Contributed by Taylor Burkhalter
Hello. If you came here for an article about selling, let me introduce you to my first point about the importance of proper spelling. I am tempted to end the blog here, as my point has been made; however, I enjoy telling stories from my childhood, so…
I was the spelling bee champion of the year in 8th grade – a victory I will continue to flaunt until I am dead. (The fact that only 12 people were in my class is irrelevant.) The school gave me a plaque with my name on it, which still, to this day, hangs proudly in a box in my parent’s attic (Next to the box of participation trophies).
I won another spelling bee competition in college – this time against FIVE people.
I have never felt more proud. You should have seen the look on their faces when I correctly spelled the word “subpoena”.
I tell you all of this because I think spelling is important. And it is (The plaque in my parent’s attic says so). One letter can be the difference between a new client and no new client. A job and no job. Shall we reflect on the time I thanked a potential employer for their “massage”?

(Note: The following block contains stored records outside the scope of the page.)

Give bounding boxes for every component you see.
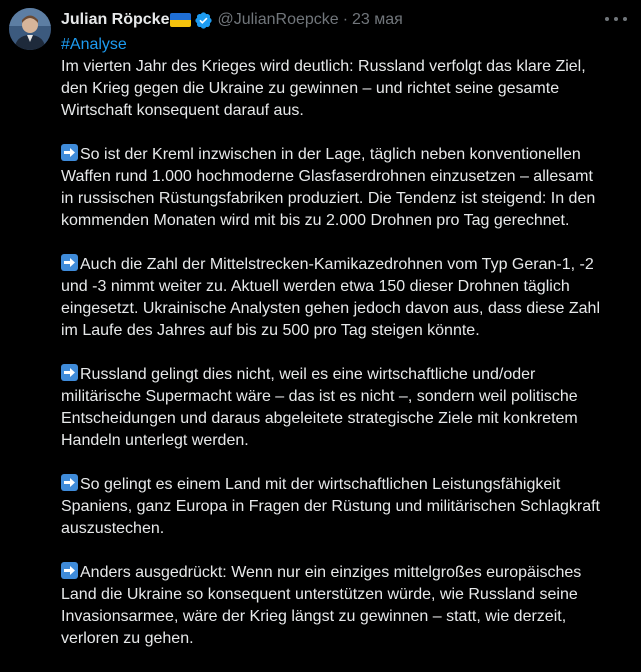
- paragraph: [61, 56, 636, 122]
- tweet-body: [61, 56, 636, 672]
- paragraph: [61, 562, 636, 650]
- paragraph: [61, 474, 636, 540]
- paragraph-text: Im vierten Jahr des Krieges wird deutlich: Russland verfolgt das klare Ziel, den Krieg gegen die Ukraine zu gewinnen – und richtet seine gesamte Wirtschaft konsequent darauf aus.: [61, 58, 586, 119]
- paragraph: [61, 144, 636, 232]
- avatar[interactable]: [9, 8, 51, 50]
- paragraph-text: So gelingt es einem Land mit der wirtschaftlichen Leistungsfähigkeit Spaniens, ganz Europa in Fragen der Rüstung und militärischen Schlagkraft auszustechen.: [61, 476, 600, 537]
- right-arrow-emoji-icon: [61, 254, 78, 271]
- tweet-header: [61, 9, 403, 31]
- paragraph: [61, 364, 636, 452]
- paragraph-text: Russland gelingt dies nicht, weil es eine wirtschaftliche und/oder militärische Supermacht wäre – das ist es nicht –, sondern weil politische Entscheidungen und daraus abgeleitete strategische Ziele mit konkretem Handeln unterlegt werden.: [61, 366, 578, 449]
- paragraph-text: So ist der Kreml inzwischen in der Lage, täglich neben konventionellen Waffen rund 1.000 hochmoderne Glasfaserdrohnen einzusetzen – allesamt in russischen Rüstungsfabriken produziert. Die Tendenz ist steigend: In den kommenden Monaten wird mit bis zu 2.000 Drohnen pro Tag gerechnet.: [61, 146, 596, 229]
- user-handle[interactable]: @JulianRoepcke: [217, 11, 339, 28]
- right-arrow-emoji-icon: [61, 562, 78, 579]
- verified-badge-icon[interactable]: [194, 11, 213, 30]
- paragraph-text: Auch die Zahl der Mittelstrecken-Kamikazedrohnen vom Typ Geran-1, -2 und -3 nimmt weiter zu. Aktuell werden etwa 150 dieser Drohnen täglich eingesetzt. Ukrainische Analysten gehen jedoch davon aus, dass diese Zahl im Laufe des Jahres auf bis zu 500 pro Tag steigen könnte.: [61, 256, 601, 339]
- avatar-image: [9, 8, 51, 50]
- more-options-icon[interactable]: [605, 10, 627, 28]
- ukraine-flag-icon: [170, 13, 191, 27]
- display-name[interactable]: Julian Röpcke: [61, 11, 170, 28]
- right-arrow-emoji-icon: [61, 144, 78, 161]
- paragraph-text: Anders ausgedrückt: Wenn nur ein einziges mittelgroßes europäisches Land die Ukraine so konsequent unterstützen würde, wie Russland seine Invasionsarmee, wäre der Krieg längst zu gewinnen – statt, wie derzeit, verloren zu gehen.: [61, 564, 582, 647]
- separator-dot: ·: [342, 11, 349, 28]
- tweet-date[interactable]: 23 мая: [352, 11, 403, 28]
- right-arrow-emoji-icon: [61, 364, 78, 381]
- hashtag-link[interactable]: #Analyse: [61, 36, 127, 53]
- right-arrow-emoji-icon: [61, 474, 78, 491]
- paragraph: [61, 254, 636, 342]
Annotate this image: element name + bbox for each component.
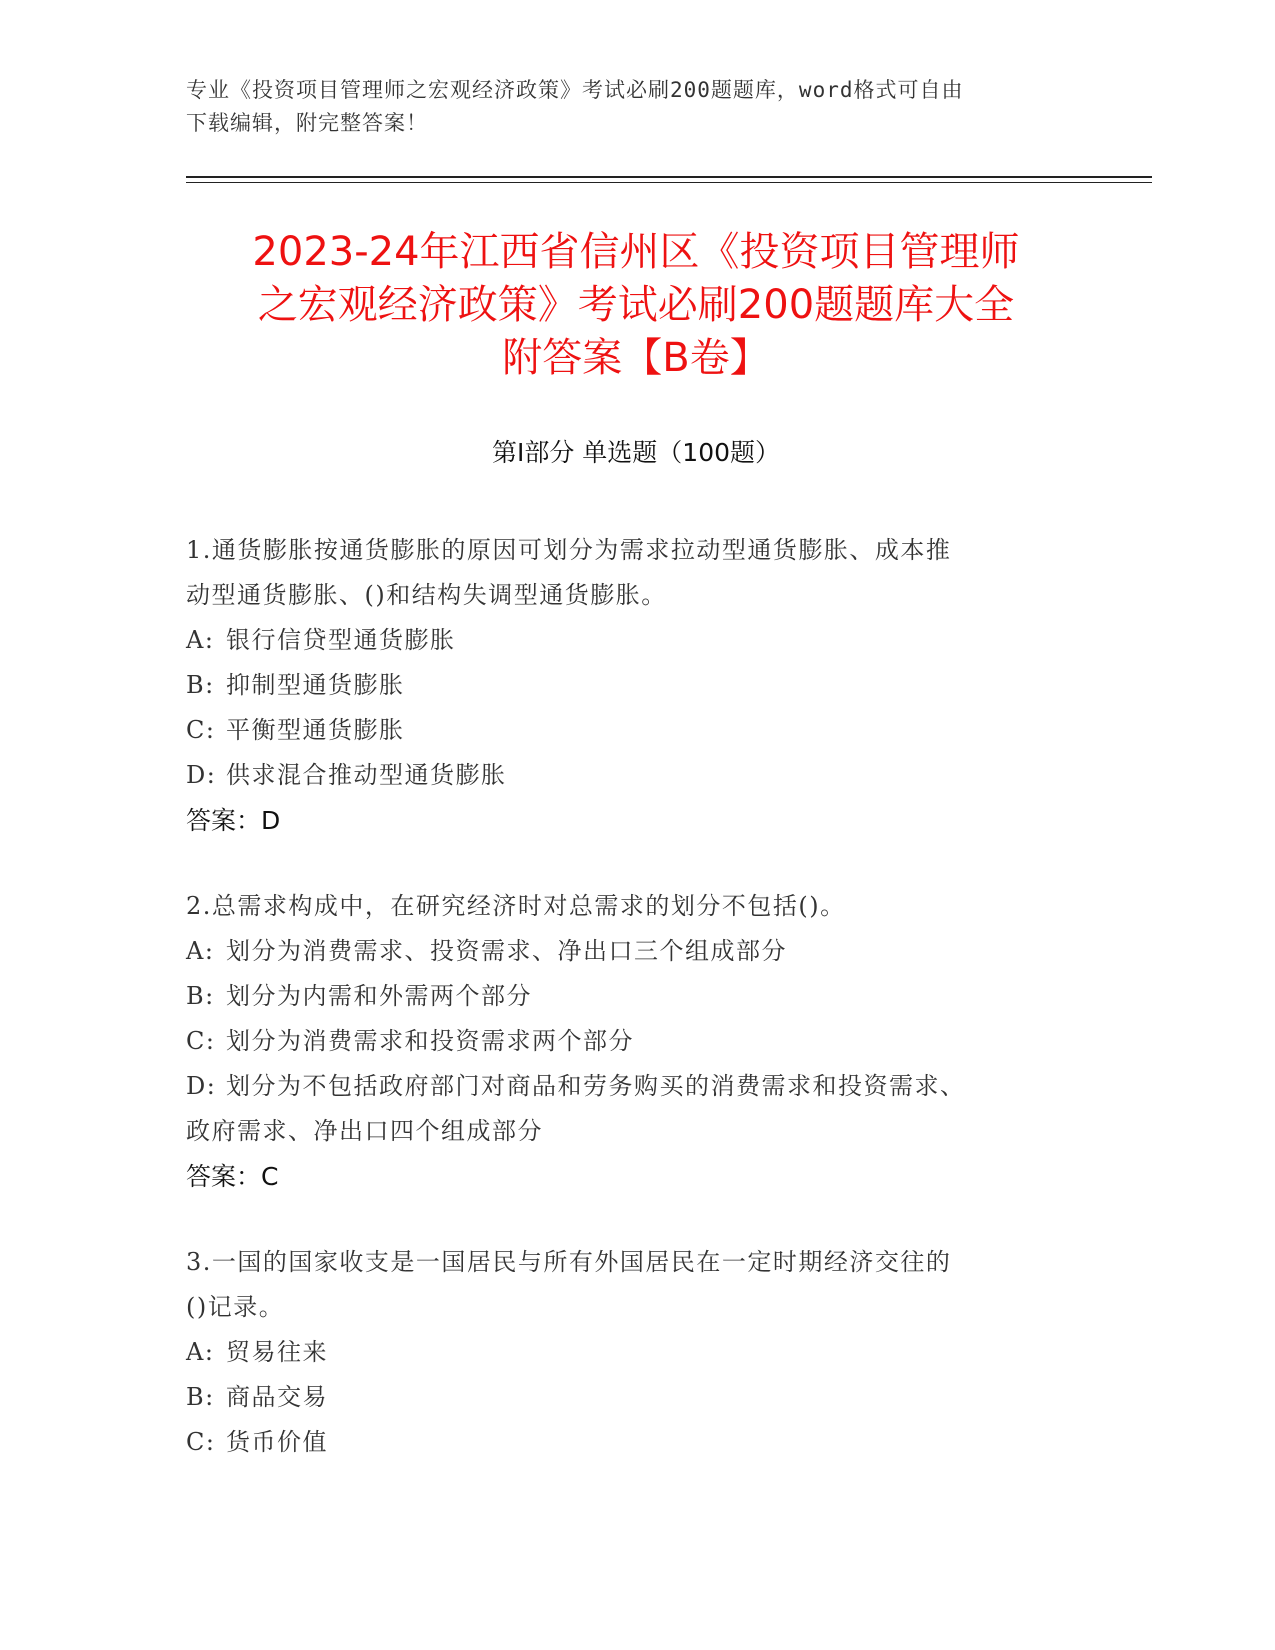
header-note-line-2: 下载编辑，附完整答案！ — [186, 111, 428, 135]
option-c — [186, 1019, 1066, 1064]
option-label: C: — [186, 716, 216, 744]
option-label: B: — [186, 671, 215, 699]
title-line-2: 之宏观经济政策》考试必刷200题题库大全 — [257, 282, 1015, 328]
question-stem-continued: ()记录。 — [186, 1293, 285, 1321]
question-stem: 2.总需求构成中，在研究经济时对总需求的划分不包括()。 — [186, 892, 846, 920]
option-d — [186, 753, 1066, 798]
option-text: 抑制型通货膨胀 — [226, 671, 405, 699]
option-d — [186, 1064, 1066, 1109]
header-note-line-1: 专业《投资项目管理师之宏观经济政策》考试必刷200题题库，word格式可自由 — [186, 78, 964, 102]
option-text: 划分为不包括政府部门对商品和劳务购买的消费需求和投资需求、 — [226, 1072, 966, 1100]
question-stem-continued: 动型通货膨胀、()和结构失调型通货膨胀。 — [186, 581, 667, 609]
option-b — [186, 974, 1066, 1019]
option-text: 划分为消费需求和投资需求两个部分 — [226, 1027, 634, 1055]
option-text: 划分为消费需求、投资需求、净出口三个组成部分 — [226, 937, 787, 965]
option-a — [186, 929, 1066, 974]
section-heading: 第Ⅰ部分 单选题（100题） — [491, 438, 781, 467]
option-a — [186, 1330, 1066, 1375]
option-text: 划分为内需和外需两个部分 — [226, 982, 532, 1010]
option-text: 平衡型通货膨胀 — [226, 716, 405, 744]
option-label: A: — [186, 626, 215, 654]
option-label: C: — [186, 1027, 216, 1055]
option-label: A: — [186, 1338, 215, 1366]
option-label: C: — [186, 1428, 216, 1456]
header-divider-thin — [186, 182, 1152, 183]
document-title — [186, 226, 1086, 385]
option-a — [186, 618, 1066, 663]
option-text: 贸易往来 — [226, 1338, 328, 1366]
header-divider-thick — [186, 176, 1152, 178]
option-label: B: — [186, 1383, 215, 1411]
option-text: 供求混合推动型通货膨胀 — [226, 761, 507, 789]
option-d-continued: 政府需求、净出口四个组成部分 — [186, 1117, 543, 1145]
question-stem: 3.一国的国家收支是一国居民与所有外国居民在一定时期经济交往的 — [186, 1248, 952, 1276]
option-label: B: — [186, 982, 215, 1010]
question-1 — [186, 528, 1066, 843]
header-note — [186, 74, 1066, 140]
option-text: 商品交易 — [226, 1383, 328, 1411]
question-3 — [186, 1240, 1066, 1465]
option-label: A: — [186, 937, 215, 965]
option-c — [186, 708, 1066, 753]
option-text: 货币价值 — [226, 1428, 328, 1456]
option-b — [186, 663, 1066, 708]
title-line-1: 2023-24年江西省信州区《投资项目管理师 — [252, 229, 1020, 275]
question-2 — [186, 884, 1066, 1199]
option-c — [186, 1420, 1066, 1465]
answer-line: 答案：D — [186, 806, 281, 835]
option-label: D: — [186, 1072, 217, 1100]
option-text: 银行信贷型通货膨胀 — [226, 626, 456, 654]
title-line-3: 附答案【B卷】 — [502, 335, 770, 381]
option-label: D: — [186, 761, 217, 789]
option-b — [186, 1375, 1066, 1420]
question-list — [186, 528, 1066, 1506]
question-stem: 1.通货膨胀按通货膨胀的原因可划分为需求拉动型通货膨胀、成本推 — [186, 536, 952, 564]
answer-line: 答案：C — [186, 1162, 279, 1191]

In my experience, people tend to overlook the importance of proper spelling in the professional world. For example, let’s take a look at LinkedIn. (If you’re not familiar with the platform, LinkedIn is a hybrid dating / political opinion site for the occasional networker.) Here is a message I received this past month:
Wow. Thank you, Clint, for the lucrative preposition.
This message had 28 words – Two of them were spelled incorrectly (not to mention a couple other grammatical errors). Because of that, I probably will ignore it – Plus, at this point, I’m half convinced that Clint is a dark-web robot trying to sell me some counterfeit bitcoin.
He may be a great guy with a life changing “proposition” for me, but I will never know because Clint is totally reckless with his spellcheck. Get it together, Clint!
Now, my spelling is not perfect. I am sure I made a mistake in this article (I hope I did. I love irony.) I simply wanted to remind all of you to be cognizant of your spelling. Just give it a little proofread, y’know? You’re not the best “shirt company” if you forget an “r”.
~ This concludes Taylor’s PSA about spelling ~
WAIT! I leave you with one final question: If you had to spell out your favorite preposition, what would it B and Y?